Thursday, May 31, 2007

First week of Summer of Code

The coding period of Google Summer of Code has officially started (since the 28th of May). A meeting was held on Tuesday for students and mentors working on Jabber projects.

So far...

The laptop

I have set up my new laptop for development, including development tools (subversion, SciTE), and server that I will be using to test my code against.

The server

I have chosen Openfire to be my reference server initially, although obviously I will be testing to ensure compatibility with all servers later on (just in case...). Openfire is easy to install and use, and includes XEP-0124 support by default.

Other implementations

I am interested in finding other clients or their developers that have XEP-0124 implemented already. It would help me make the final decisions this week about the way I will be implementing it. If you know something about it, or know someone who does, please contact me!

The code and protocol

Gloox thankfully already has a nice framework for adding new network-level connection methods. It is this way that HTTP proxy and SOCKS5 support has already been added. Thanks to Jakob's foresight it is also possible to chain multiple classes so that BOSH will be able to work though a SOCKS5 proxy, for example.

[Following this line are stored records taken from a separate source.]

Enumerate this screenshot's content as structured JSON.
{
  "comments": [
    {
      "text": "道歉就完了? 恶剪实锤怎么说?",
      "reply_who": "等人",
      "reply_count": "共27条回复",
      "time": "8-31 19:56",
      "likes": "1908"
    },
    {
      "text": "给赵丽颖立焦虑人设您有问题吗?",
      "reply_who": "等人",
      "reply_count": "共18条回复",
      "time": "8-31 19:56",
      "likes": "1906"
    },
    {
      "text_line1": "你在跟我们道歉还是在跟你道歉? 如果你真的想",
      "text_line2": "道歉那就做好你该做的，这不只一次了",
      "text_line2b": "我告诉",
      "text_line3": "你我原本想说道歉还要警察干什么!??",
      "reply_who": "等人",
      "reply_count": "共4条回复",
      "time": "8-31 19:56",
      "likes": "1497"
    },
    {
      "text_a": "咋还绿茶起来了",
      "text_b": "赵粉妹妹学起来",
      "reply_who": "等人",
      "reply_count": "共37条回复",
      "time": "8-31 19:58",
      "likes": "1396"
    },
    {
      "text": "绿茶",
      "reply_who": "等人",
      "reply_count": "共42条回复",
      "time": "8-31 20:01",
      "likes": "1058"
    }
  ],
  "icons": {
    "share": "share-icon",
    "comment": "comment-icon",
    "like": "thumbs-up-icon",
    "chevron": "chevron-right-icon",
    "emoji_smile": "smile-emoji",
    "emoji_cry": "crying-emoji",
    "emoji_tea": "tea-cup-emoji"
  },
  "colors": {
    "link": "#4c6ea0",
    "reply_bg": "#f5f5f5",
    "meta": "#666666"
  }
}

I need to create a class descended from ConnectionBase and write implementations of the pure functions from it. I will also have to descend from ConnectionDataHandler to parse the replies from the BOSH connection manager, before gloox is able to parse and handle the XML.

The main difficulty I have right now is deciding which BOSH parameters should be fixed in the implementation, and which should be configurable. I am also looking to see if I can make the connection degrade gracefully from HTTP pipelining to multiple connections, to polling, depending upon what is supported/available in the current environment.

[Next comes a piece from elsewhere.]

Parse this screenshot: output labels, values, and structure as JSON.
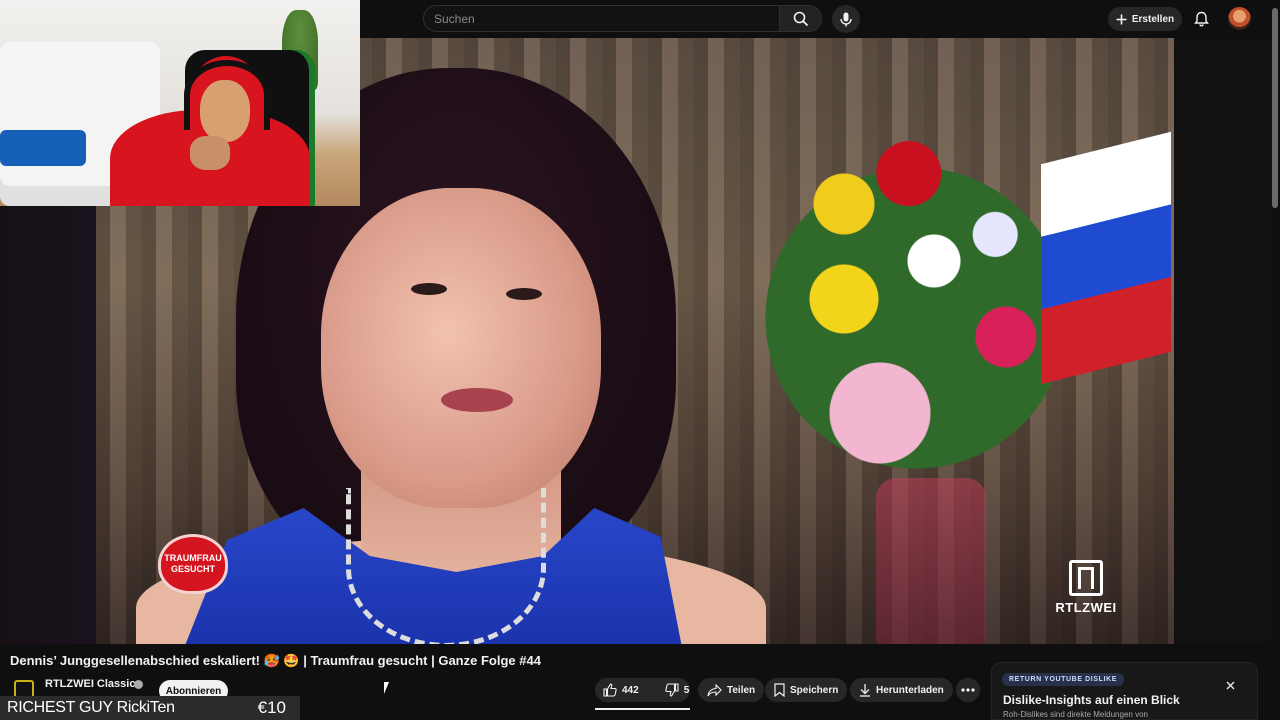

Identifying possible client environments is also one of my tasks. This way I won't end up, for example, only supporting cases where the connection manager is at the same address as the XMPP server (which in the setup I will be testing with, it is).

From now on

I will be posting weekly updates to this blog, and I have decided I will aim for every Tuesday, before or after the weekly meeting. Watch this space!

PS. In the past couple of weeks I have seen BOSH spelt as BISH, NOSH and BOX. Stop it! :D

Tuesday, May 22, 2007

The Linux shell, a new user's friend?

Paul made another post yesterday, about the merits of the Linux text shell, and whether it was an ideal interface for new Linux users to have to learn.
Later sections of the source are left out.